The irony is that Obama aides always said that it would be a choice election. But they have been running as if the election were a referendum on the challenger. The only real choice that the Obama campaign has offered is one between believing Romney is a heartless, right-wing extremist and believing Romney is a soulless opportunist.

This has allowed Romney, pricelessly, free running to present himself as the man with the plan. His always-enumerated proposals (first it was 59, now it is five) have become such a trope that they are a joke. In its opening skit after the first debate, "Saturday Night Live" had the president musing to himself while Romney kept running through the endless checklist.

Even in Hempstead, N.Y., where Obama righted himself after Denver, he was largely litigating Romney's plan, which only reinforces that the former Massachusetts governor has one - in contrast to the president.
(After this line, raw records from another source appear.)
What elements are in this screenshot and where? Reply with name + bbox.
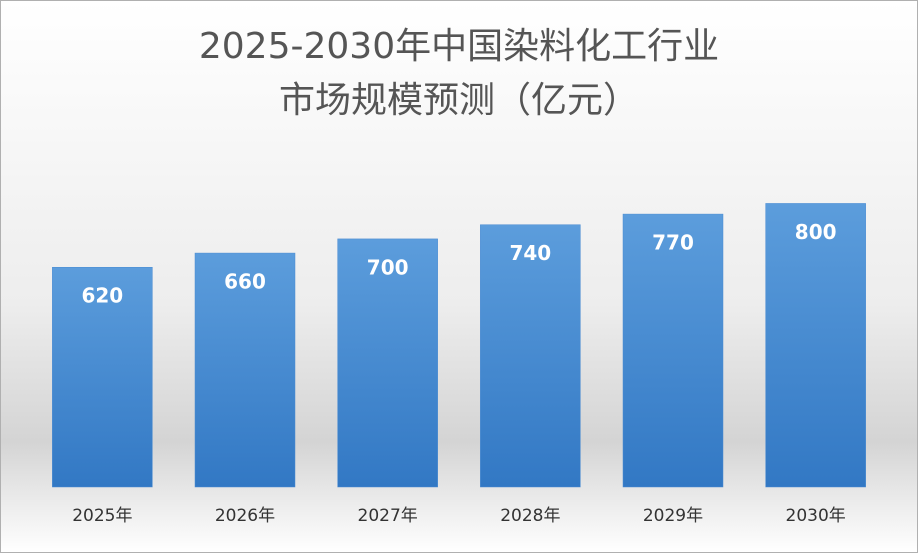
chart-title: 2025-2030年中国染料化工行业 [199, 26, 719, 67]
x-tick-label: 2026年 [215, 506, 275, 526]
data-label: 740 [509, 241, 551, 265]
bar [337, 238, 438, 488]
x-tick-label: 2030年 [786, 506, 846, 526]
x-tick-label: 2028年 [500, 506, 560, 526]
bar [480, 224, 581, 488]
data-label: 620 [81, 284, 123, 308]
data-label: 800 [795, 220, 837, 244]
x-tick-label: 2029年 [643, 506, 703, 526]
chart-title: 市场规模预测（亿元） [279, 80, 639, 121]
x-tick-label: 2025年 [72, 506, 132, 526]
data-label: 770 [652, 231, 694, 255]
bar [194, 252, 296, 488]
x-tick-label: 2027年 [358, 506, 418, 526]
bar [52, 266, 153, 488]
bar [622, 213, 724, 488]
data-label: 700 [367, 255, 409, 279]
bar [765, 203, 866, 488]
data-label: 660 [224, 270, 266, 294]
In an Oct. 15 memo to fellow Democrats from pollster Stan Greenberg and operative James Carville, they wrote of the first debate, in alarmed tones, "Romney got the opportunity to be heard as the voice of change." Reporting on dial-test results from the Denver and Biden-Ryan debates, they noted that "Obama won most support when he said what he would do to make the economy better in the years ahead, but both Romney and Ryan spent much more time on that future and sounded like they had a real plan to make the economy better."

A CNN instant poll had Obama winning the second debate, but still found that, by a 23 percent margin, people didn't think he had a clear plan for the future. Surely, this is part of the reason that Romney beat Obama by 58 percent to 40 percent on the economy in the CNN poll and by an astonishing 65-34 in a CBS instant poll.

The most powerful argument each candidate has against the other is that his agenda has been tried but failed. That is why Obama keeps linking Romney to President George W. Bush, and why it was so important that Romney finally got some distance from Bush at the Hempstead debate. For his part, Romney points to the past four years. Obama can't pivot to anything different - because he doesn't have anything different.

He has a tax increase that he has talked about for years and will raise about $80 billion a year in revenue at a time of $1 trillion deficits. He has a $4 trillion deficit-reduction plan that is one of history's great accounting tricks. As for the rest, it's more of the same: more green-energy subsidies, more education spending, more infrastructure.

Obama is the candidate of the status quo in a wrong-track country.

He hasn't taken his opponent or the public seriously enough. He has allowed his campaign to be driven by his barely concealed personal contempt for Romney, and has assumed that what voters most need to hear from him is fusillades against the other guy.

It can't be pleasant for Romney to be at the receiving end, but the president has inadvertently handed him an incalculable gift: He has ceded him the future.